This post is older than a year. Consider some information might not be accurate anymore.
Used: elasticsearch v5.6.4
The QA (Quality Assurance) team use simulators like Astrex to check and test respective changes and features. I was asked if I could bring the simulator logs into our Elasticsearch, for a real time purpose. Tailing log files is still difficult, except if you can use bash.
A log message from the simulator has several segments and uses tab as delimiter.
0000000062 2017-12-28T12:52:08.643 OLI Interface OLI Tst P60501 ID 4 [ChanCtrl] Requesting one channel from [TCP/IP (OLI Tst P60501)]

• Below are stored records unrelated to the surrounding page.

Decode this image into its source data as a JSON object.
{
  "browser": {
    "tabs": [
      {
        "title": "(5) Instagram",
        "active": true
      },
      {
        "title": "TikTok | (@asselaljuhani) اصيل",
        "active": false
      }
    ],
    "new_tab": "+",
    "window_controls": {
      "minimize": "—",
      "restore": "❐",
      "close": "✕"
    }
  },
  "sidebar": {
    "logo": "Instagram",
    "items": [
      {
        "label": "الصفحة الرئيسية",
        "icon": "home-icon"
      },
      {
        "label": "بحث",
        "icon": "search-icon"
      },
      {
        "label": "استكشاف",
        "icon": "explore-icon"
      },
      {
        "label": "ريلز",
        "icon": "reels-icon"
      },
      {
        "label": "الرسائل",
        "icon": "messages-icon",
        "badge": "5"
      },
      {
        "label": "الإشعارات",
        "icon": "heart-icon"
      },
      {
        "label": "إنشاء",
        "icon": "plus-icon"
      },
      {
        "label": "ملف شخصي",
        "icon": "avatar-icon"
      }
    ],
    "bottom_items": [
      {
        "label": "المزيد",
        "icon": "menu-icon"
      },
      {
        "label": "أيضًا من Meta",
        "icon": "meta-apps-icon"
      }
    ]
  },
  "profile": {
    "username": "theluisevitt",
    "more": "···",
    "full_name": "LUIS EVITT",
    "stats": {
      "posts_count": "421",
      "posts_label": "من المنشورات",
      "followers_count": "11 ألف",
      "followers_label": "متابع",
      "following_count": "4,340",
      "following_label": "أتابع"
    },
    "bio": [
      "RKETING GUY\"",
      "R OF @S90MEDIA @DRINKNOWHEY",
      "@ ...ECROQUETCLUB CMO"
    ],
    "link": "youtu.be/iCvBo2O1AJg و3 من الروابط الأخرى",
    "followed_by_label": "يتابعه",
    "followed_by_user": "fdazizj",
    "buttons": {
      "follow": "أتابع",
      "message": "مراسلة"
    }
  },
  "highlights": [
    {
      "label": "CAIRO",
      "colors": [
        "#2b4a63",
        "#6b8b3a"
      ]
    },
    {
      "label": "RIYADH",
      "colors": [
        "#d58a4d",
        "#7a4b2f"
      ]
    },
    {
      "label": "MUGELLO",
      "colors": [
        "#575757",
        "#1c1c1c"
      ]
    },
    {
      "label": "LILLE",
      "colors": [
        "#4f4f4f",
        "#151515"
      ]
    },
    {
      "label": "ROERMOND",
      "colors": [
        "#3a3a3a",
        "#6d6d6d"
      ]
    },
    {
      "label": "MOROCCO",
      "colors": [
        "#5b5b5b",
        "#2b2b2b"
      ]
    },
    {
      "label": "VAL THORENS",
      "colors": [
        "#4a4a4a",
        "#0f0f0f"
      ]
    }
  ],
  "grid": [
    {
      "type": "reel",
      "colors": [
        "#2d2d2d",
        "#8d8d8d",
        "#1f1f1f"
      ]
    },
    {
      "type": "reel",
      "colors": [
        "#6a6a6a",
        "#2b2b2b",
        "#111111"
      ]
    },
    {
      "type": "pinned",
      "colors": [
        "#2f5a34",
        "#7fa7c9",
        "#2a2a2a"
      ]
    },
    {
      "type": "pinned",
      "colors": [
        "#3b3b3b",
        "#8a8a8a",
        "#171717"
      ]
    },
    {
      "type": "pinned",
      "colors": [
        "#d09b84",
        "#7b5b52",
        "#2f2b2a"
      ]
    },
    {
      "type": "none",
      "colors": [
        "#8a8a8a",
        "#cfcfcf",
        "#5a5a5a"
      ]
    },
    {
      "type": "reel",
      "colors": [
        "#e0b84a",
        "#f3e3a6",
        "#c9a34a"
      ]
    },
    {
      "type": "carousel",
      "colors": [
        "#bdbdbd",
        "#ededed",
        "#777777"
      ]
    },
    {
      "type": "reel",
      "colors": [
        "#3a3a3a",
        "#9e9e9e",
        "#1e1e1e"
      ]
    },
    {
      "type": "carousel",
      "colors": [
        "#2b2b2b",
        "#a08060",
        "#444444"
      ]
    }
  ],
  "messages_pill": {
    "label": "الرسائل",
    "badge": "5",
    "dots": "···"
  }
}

For the log ingestion, I was only interested in the timestamp and the log message at the end. I use a ingest pipeline in Elasticsearch. The splitting part is quite simple. Using the split processor will result in this data structure:
{
"_source": {
"data": [
"0000000062",
"2017-12-28T12:52:08.643",
"OLI Interface",
"OLI Tst P60501",
"ID",
"4",
"[ChanCtrl] Requesting one channel from [TCP/IP (OLI Tst P60501)]"
]
}
}
The challenge was to access only the index element 1 and 6. Since Elasticsearch uses Mustache is was quite difficult to find the respective documentation. But it is possible! Just use the index position like this {{data.1}}
.
PUT _ingest/pipeline/le-mapper
{
"description": "mapperstuff",
"processors": [
{
"split": {
"field": "message",
"separator": "\t",
"target_field": "data"
}
},
{
"set": {
"field": "jesus",
"value": "{{data.1}}"
}
},
{
"set": {
"field": "logmessage",
"value": "{{data.6}}"
}
},
{
"set": {
"field": "application",
"value": "simulator"
}
},
{
"date": {
"field": "jesus",
"target_field": "datetime",
"formats": [
"yyyy-MM-dd'T'HH:mm:ss.SSS"
],
"timezone": "Europe/Zurich"
}
},
{
"remove": {
"field": [
"data",
"jesus",
"message"
]
}
}
],
"on_failure": [
{
"set": {
"field": "error",
"value": "{{ _ingest.on_failure_message }} on operation: {{ _ingest.on_failure_processor_type }}"
}
}
]
}
Just test the pipeline
POST /_ingest/pipeline/le-mapper/_simulate
{
"docs": [
{
"_source": {
"message": """0000000062 2017-12-28T12:52:08.643 OLI Interface OLI Tst P60501 ID 4 [ChanCtrl] Requesting one channel from [TCP/IP (OLI Tst P60501)]"""
}
}
]
}
The output in JSON
{
"docs": [
{
"doc": {
"_index": "_index",
"_type": "_type",
"_id": "_id",
"_source": {
"datetime": "2017-12-28T12:52:08.643+01:00",
"application": "simulator",
"logmessage": "[ChanCtrl] Requesting one channel from [TCP/IP (OLI Tst P60501)]"
},
"_ingest": {
"timestamp": "2018-02-02T10:38:02.550Z"
}
}
}
]
}